Visceral malformations:

effects observed, non-treatment-related

Description (incidence and severity):

At 100 mg/kg bw/day, diaphragmatic hernia in the muscular region, protruding from the liver was noted in 1 male fetus. At 1000 mg/kg bw/day, 1 male fetus showed edema. The latter finding was considered a congenital abnormality. The fetus was also recorded with adrenal variations, abnormal blood vessels, and dilated brain ventricles, which was associated with the severe edema. The weight of this fetus was also greater than other fetuses maternally exposed at this dose (7.28 g), and the higher fetal weight was most likely due to increased fluid retention.
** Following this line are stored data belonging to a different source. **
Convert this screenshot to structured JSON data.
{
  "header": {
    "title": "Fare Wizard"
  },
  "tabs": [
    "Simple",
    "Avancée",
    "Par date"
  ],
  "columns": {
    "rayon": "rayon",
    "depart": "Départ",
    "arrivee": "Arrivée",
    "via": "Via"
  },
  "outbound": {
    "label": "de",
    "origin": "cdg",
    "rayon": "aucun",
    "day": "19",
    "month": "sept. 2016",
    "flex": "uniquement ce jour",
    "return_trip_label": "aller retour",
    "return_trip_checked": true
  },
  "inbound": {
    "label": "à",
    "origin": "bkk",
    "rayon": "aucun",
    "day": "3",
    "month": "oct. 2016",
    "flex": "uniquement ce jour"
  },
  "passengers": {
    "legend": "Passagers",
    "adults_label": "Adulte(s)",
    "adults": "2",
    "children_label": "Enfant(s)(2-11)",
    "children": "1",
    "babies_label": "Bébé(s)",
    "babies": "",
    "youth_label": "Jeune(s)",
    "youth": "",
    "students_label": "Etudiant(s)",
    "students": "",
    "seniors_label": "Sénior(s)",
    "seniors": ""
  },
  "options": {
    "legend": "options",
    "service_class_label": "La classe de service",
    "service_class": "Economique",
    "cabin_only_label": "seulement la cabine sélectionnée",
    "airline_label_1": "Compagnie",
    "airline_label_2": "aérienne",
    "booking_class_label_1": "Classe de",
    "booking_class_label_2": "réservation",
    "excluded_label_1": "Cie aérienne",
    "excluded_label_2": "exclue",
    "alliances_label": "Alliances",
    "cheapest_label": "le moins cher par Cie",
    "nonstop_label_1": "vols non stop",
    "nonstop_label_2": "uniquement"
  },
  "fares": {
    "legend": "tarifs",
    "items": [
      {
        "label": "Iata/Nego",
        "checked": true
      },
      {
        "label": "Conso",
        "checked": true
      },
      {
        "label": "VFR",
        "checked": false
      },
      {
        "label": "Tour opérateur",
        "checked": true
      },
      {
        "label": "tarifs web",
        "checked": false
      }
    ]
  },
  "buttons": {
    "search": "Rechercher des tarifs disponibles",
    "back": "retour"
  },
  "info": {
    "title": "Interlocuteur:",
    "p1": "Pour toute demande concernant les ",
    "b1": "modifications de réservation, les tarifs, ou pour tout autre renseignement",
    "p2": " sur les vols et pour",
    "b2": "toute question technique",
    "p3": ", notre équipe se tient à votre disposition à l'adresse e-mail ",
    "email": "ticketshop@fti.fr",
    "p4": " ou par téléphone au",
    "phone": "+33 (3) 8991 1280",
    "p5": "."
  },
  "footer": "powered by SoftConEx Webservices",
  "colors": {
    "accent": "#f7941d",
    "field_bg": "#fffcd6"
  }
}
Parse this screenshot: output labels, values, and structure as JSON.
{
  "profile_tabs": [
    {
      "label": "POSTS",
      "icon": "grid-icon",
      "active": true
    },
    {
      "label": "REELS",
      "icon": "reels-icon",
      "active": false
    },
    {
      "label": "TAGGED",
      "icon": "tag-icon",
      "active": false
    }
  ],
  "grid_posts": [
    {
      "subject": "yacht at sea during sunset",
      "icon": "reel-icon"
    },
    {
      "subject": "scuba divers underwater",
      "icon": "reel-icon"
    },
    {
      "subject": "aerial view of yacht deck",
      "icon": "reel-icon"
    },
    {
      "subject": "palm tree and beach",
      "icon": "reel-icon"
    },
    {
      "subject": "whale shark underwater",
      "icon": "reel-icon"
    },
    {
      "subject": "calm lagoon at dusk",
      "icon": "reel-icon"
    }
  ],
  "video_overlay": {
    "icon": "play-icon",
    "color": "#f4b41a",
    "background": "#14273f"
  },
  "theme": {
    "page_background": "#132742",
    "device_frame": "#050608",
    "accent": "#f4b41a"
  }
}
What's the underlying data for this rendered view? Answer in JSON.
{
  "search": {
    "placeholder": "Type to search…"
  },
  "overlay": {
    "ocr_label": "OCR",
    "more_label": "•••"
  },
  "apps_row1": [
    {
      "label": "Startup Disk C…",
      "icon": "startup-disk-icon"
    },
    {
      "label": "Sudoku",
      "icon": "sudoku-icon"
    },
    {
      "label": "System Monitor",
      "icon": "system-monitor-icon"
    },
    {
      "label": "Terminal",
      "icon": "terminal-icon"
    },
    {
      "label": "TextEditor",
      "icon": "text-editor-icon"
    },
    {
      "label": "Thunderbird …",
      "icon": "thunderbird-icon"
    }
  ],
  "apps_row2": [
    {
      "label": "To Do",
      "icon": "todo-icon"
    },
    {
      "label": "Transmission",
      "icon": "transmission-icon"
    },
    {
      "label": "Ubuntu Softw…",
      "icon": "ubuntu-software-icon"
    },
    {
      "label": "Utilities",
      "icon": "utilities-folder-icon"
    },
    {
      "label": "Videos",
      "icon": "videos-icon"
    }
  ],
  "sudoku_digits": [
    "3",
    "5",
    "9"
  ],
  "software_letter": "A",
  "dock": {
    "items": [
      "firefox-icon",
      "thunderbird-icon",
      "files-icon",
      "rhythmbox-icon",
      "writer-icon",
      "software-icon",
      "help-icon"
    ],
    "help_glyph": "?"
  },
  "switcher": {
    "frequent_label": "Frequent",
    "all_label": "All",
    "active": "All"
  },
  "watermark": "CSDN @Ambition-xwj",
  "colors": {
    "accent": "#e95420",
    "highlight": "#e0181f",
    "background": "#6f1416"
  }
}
This is an unusual finding; however, as this was a single finding, it was considered congenital and unrelated to the test article.

Effect levels (fetuses)

Fetal abnormalities

Overall developmental toxicity

Any other information on results incl. tables

Table 1: Summary of clinical signs of toxicity

Dose group (mg/kg bw/day)	0	100	300	1000
Mouth rubbing	0/20	0/20	7/20	20/20
Paddling	0/20	0/20	1/20	2/20
Excessive salivation, mild, clear	0/20	1/20	3/20	4/20
Excessive salivation, mild, colorless	0/20	0/20	3/20	4/20
Excessive salivation, moderate, clear	0/20	0/20	0/20	1/20
Excessive salivation, moderate, colorless	0/20	1/20	0/20	1/20

Table 2: Body weight and body weight gain

Dose group (mg/kg bw/day)	0	100	300	1000
Body weight (g)
BW GD 6	214.5 ± 19.66	211.4 ± 14.10	211.7 ± 14.17	211.4 ± 10.84
% control	100	99	99	99
BW GD 12	235.0 ± 23.15	234.8 ± 15.16	234.3 ± 14.23	226.8 ± 11.08
% control	100	100	100	97
BW GD 21	314.8 ± 32.94	313.0 ± 25.63	312.0 ± 23.41	295.9 ± 19.63
% control	100	99	99	94
Body weight gain (g)
GD 6-7	2.9 ± 4.27	2.9 ± 3.39	2.7 ± 4.49	1.4 ± 3.68
% control	100	100	93	48
GD 9-12	14.4 ± 4.15	16.0 ± 2.93	13.9 ± 4.30	10.6 ± 3.42**
% control	100	111	97	74
GD 17-19	22.9 ± 5.32	22.8 ± 6.00	21.8 ± 5.34	19.6 ± 6.74
% control	100	100	95	86
GD 20-21	15.8 ± 4.42	14.3 ± 4.20	15.0 ± 4.47	7.0 ± 11.93**
% control	100	91	95	44
GD 6-21	100.3 ± 16.89	101.2 ± 14.57	100.3 ± 19.81	83.5 ± 12.74**
% control	100	101	100	83
**: statistically significant at p < 0.01; BW: body weight; GD: gestation day

Table 3: Food consumption

Dose group (mg/kg bw/day)	0	100	300	1000
GD 6-7	20.3 ± 3.65	19.2 ± 3.15	19.4 ± 3.17	15.6 ± 3.14***
% control	100	94	96	77
GD 9-12	19.1 ± 2.60	19.9 ± 2.23	19.4 ± 2.41	14.9 ± 2.13***
% control	100	104	102	78
GD 15-17	21.5 ± 3.24	22.3 ± 2.39	22.2 ± 2.51	20.1 ± 2.12
% control	100	104	103	79
GD 20-21	20.6 ± 3.94	19.2 ± 3.17	18.8 ± 3.31	14.2 ± 5.98***
% control	100	93	91	69
GD 6-21	20.8 ± 2.33	21.0 ± 1.91	20.6 ± 1.78	17.6 ± 1.63***
% control	100	101	99	85
*, ** and ***: statistically significant at p < 0.05, p < 0.01 and p < 0.001; GD: gestation day

Table 4: Skeletal malformations in fetuses

Dose group (mg/kg bw/day)		0	100	300	1000	HCD
Skull
Interparietal: incomplete ossification	Litter (%)	47	39	47	11	5 - 75
	Fetal (%)	16.4	12.22	13.73	1.93**	0.76 - 49.17
Hindlimb
metatarsal: incomplete ossification	Litter (%)	21	0	11	26	0 - 43
	Fetal (%)	5.44	0	1.93	10.33	0 - 14.74
**: statistically significant at p< 0.01; HCD: historical control data generated in the testing facility (time frame for data generation not specified)

Applicant's summary and conclusion

Conclusions:

The test item had no effect on intrauterine development. The NOAEL for maternal and developmental toxicity were both 1000 mg/kg bw/day.